Outro personagem que vemos mais a fundo e com outro olhar é o herói Batman, que como todos os outros personagens, tem seus defeitos e esquisitices ressaltados aqui. A todo momento seu comportamento é hilariante, nos mostrando um Bruce Wayne infantilizado, mimado, e muito longe de ser um adulto independente, se escondendo sob a sombra de Alfred - que é outra delícia de se assistir. E fazendo parte deste caminho novo a série, que retira o holofote costumeiro dos homens, coloca Batman como só mais um.

Essa mudança na personalidade dos personagens pode ser descrita como uma sátira dos pontos fracos, ou das lacunas, que existem nas histórias dos personagens mais marcantes do DCEU. O melhor é que essa construção faz sentido, e funciona com a atmosfera colorida e descontraída desenvolvida na série, mesmo com a violência gráfica e os incontáveis e infinitos palavrões. 

O ponto forte da série pra mim, além de colocar o foco em quem merece o foco - pois a série leva o seu nome - é colocar vilões como "vilões tortos". Ela nos mostra que nem só de vilania viveria um vilão porque mesmo os criminosos reais não passam suas tardes de terça-feira sentados tramando planos e sendo mau humorados o tempo todo. Sempre deve haver espaço para um chá com bolo, ou regar as plantas, no dia a dia de todo mundo, até dos vilões. 
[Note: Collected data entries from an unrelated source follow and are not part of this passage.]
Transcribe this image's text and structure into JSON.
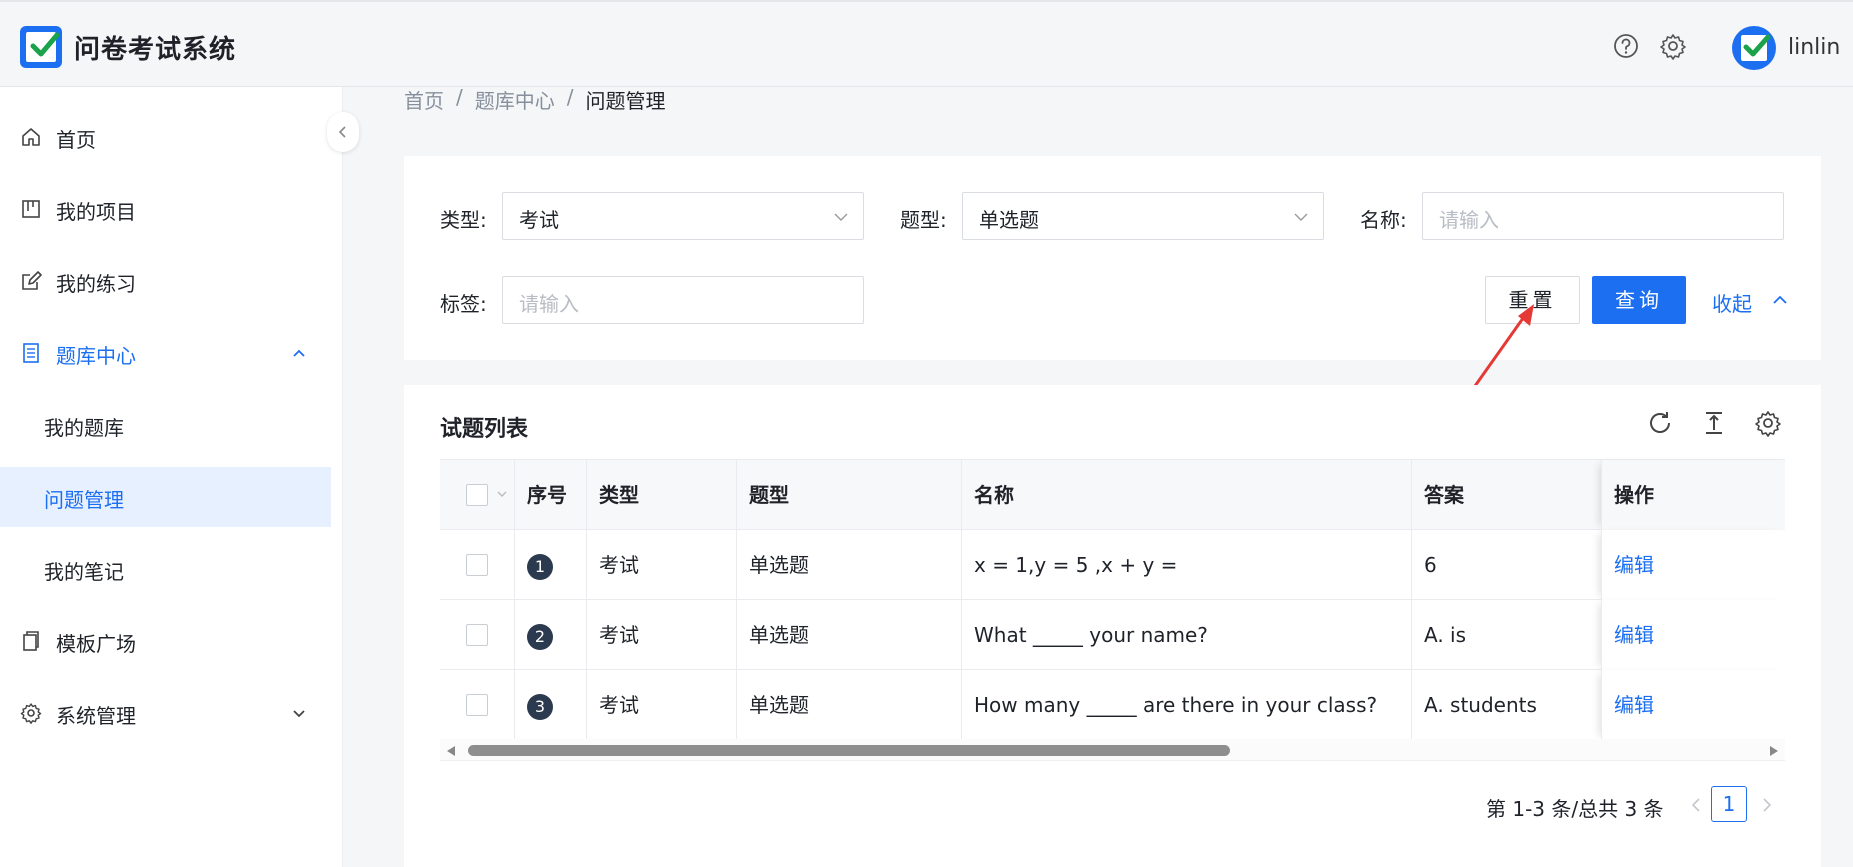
{
  "header": {
    "app_title": "问卷考试系统",
    "username": "linlin",
    "icons": [
      "help-icon",
      "settings-icon"
    ]
  },
  "sidebar": {
    "items": [
      {
        "label": "首页",
        "icon": "home-icon"
      },
      {
        "label": "我的项目",
        "icon": "project-icon"
      },
      {
        "label": "我的练习",
        "icon": "edit-icon"
      },
      {
        "label": "题库中心",
        "icon": "library-icon",
        "expanded": true
      },
      {
        "label": "我的题库",
        "sub": true
      },
      {
        "label": "问题管理",
        "sub": true,
        "selected": true
      },
      {
        "label": "我的笔记",
        "sub": true
      },
      {
        "label": "模板广场",
        "icon": "template-icon"
      },
      {
        "label": "系统管理",
        "icon": "gear-icon"
      }
    ]
  },
  "breadcrumb": {
    "items": [
      "首页",
      "题库中心",
      "问题管理"
    ],
    "separator": "/"
  },
  "filter": {
    "type_label": "类型:",
    "type_value": "考试",
    "qtype_label": "题型:",
    "qtype_value": "单选题",
    "name_label": "名称:",
    "name_placeholder": "请输入",
    "tag_label": "标签:",
    "tag_placeholder": "请输入",
    "reset_label": "重置",
    "query_label": "查询",
    "collapse_label": "收起"
  },
  "table": {
    "title": "试题列表",
    "headers": {
      "index": "序号",
      "type": "类型",
      "qtype": "题型",
      "name": "名称",
      "answer": "答案",
      "op": "操作"
    },
    "rows": [
      {
        "index": "1",
        "type": "考试",
        "qtype": "单选题",
        "name": "x = 1,y = 5 ,x + y =",
        "answer": "6",
        "op": "编辑"
      },
      {
        "index": "2",
        "type": "考试",
        "qtype": "单选题",
        "name": "What _____ your name?",
        "answer": "A. is",
        "op": "编辑"
      },
      {
        "index": "3",
        "type": "考试",
        "qtype": "单选题",
        "name": "How many _____ are there in your class?",
        "answer": "A. students",
        "op": "编辑"
      }
    ]
  },
  "pagination": {
    "summary": "第 1-3 条/总共 3 条",
    "current": "1"
  },
  "colors": {
    "primary": "#1d6ff2",
    "annotation": "#e53935"
  }
}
A segunda temporada desenvolveu ainda mais a vida da Arlequina sem o ex-namorado que aparece cada vez menos na trama, o que pra mim, foi o ponto mais acertado do roteiro, e aborda Arlequina retomando sua vida, fazendo novos amigos, tramando novos planos e crescendo como uma mulher independente depois de seu , no mínimo, tóxico relacionamento. Mas, uma das melhores surpresas da temporada é que a Arlequina não só se desvencilha de vez do Coringa, como se lança tão profundamente na amizade com Hera que se apaixona por ela, e isso, em momento nenhum é questionado, nem por ela mesma, nem por nenhum personagem, exatamente do jeitinho que a vida real deveria ser! E no início desta terceira temporada Arlequina e Hera, depois de um final de segunda temporada conturbado, onde Hera é uma noiva em fuga - cujo ex-futuro marido era a pura definição do tédio -, finalmente assumem seu romance e juntas, partem pra uma espécie de lua-de-mel, a "Eat. Bang! Kill. Tour", como é chamada pela Arlequina, que a cada episódio só nos faz querer que essa turnê nunca acabe.

Em apenas três episódios já vimos o Comissário Gordon ser enganado pelas "BFF GFF", o retorno do Asa Noturna - que anteriormente era Robin mas que agora é uma versão jovem do próprio Batman -, a reunião da Batfamíla com destaque para o papel de Alfred, e o casal sendo retratado em um filme, mas como se trata de uma série adulta, o filme em que elas figuram, bem, também é adulto.

Palavrões, mortes, sequestros e muito sangue poderiam ser a premissa de um filme de terror mas o humor da série nos fornece o alívio necessário a toda a violência retratada e a coroa com uma das animações mais bem feitas da atualidade. A produção pode ser maratonada toda em um dia se você quiser pois ela não nos cansa, desenvolve muito bem todos os seus personagens, nos prende e nos faz querer mais. Mais uma vez: que a "Eat. Bang! Kill. Tour" nunca termine!